Brother Paul was a dedicated, nationally recognized leader within the right-to-life movement, advocating for the human rights and dignity of the unborn, handicapped, elderly, and a heart for serving the spiritually and bodily poor. Brother Paul’s whole life was an offering of self for those on the fringes of society and suffering from profound neglect or in peril of death. He passed away this year on February 20, 2015.
Nellie Gray, Founder, National Pro-Life March
Following the Supreme Court decisions that legalized abortion throughout all nine months of pregnancy in Roe v. Wade and Doe v. Bolton in 1973, Nellie Gray retired from her federal career and dedicated the remainder of her life to the protection of pre-born babies. With the help of others, Nellie founded the National Pro-Life March and coordinated the nation’s largest annual peaceful protest right out of her Capitol Hill townhouse for the next 39 years. Until her death on August 13, 2012, Nellie never stopped advocating for the preborn. She was described by Cardinal Sean O’Malley as the “Joan of Arc of the pro-life movement.” Today, the National Pro-Life March is the largest Civil Rights event in the world. The number of people who have traveled to Washington over the past 40 years to participate is in the millions. There have been countless stories of the young pro-life activists who were “born” out of the National Pro-Life March and are now changing the face of the pro-life debate.
Joe Scheidler, national director and founder, Pro-Life Action League.
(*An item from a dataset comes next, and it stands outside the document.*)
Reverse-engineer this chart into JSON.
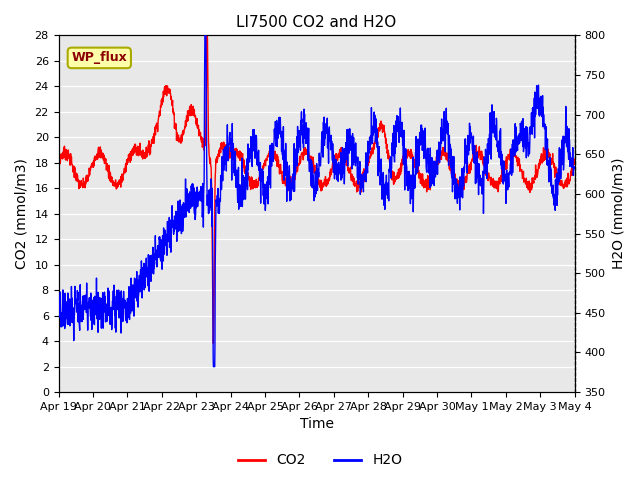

Joe left a career in public relations to become a full-time pro-life activist shortly after the U. S. Supreme Court issued its Roe v. Wade opinion in 1973. He and his wife, Ann, founded the Pro-Life Action League in 1980. It has been said that Joseph Scheidler defined pro-life direct action. Joe Scheidler was called the Green Beret of the pro-life movement by syndicated columnist Patrick Buchanan. He wrote the book on fighting abortion, CLOSED: 99 Ways to Stop Abortion, in 1985 and updated it in 1993. Joe produced the videos Meet the Abortion Providers and Abortion: The Inside Story, featuring former abortionists who testify to what really goes on in the abortion clinics. Joe also produced the definitive video on sidewalk counseling, No Greater Joy and Face the Truth.
C. Everett Koop, former U.S. Surgeon General under President Ronald Reagan.
From 1946 to 1981, C. Everett Koop was the surgeon-in-chief at the Children’s Hospital of Philadelphia (CHOP). It was there in 1956 that he was able to establish the nation’s first neonatal surgical intensive care unit. During his time there, he invented techniques which today are commonly used for infant surgery and saved the lives of countless children who otherwise might have been allowed to die. In 1976, Koop wrote The Right to Live, The Right to Die, setting down his concerns about abortion, infanticide, and euthanasia. Koop continued to speak out on abortion as recently as 2009, when he wrote and hand-delivered a letter to Congress to voice his opposition to proposed federal funding for the procedure. He died on February 25, 2013.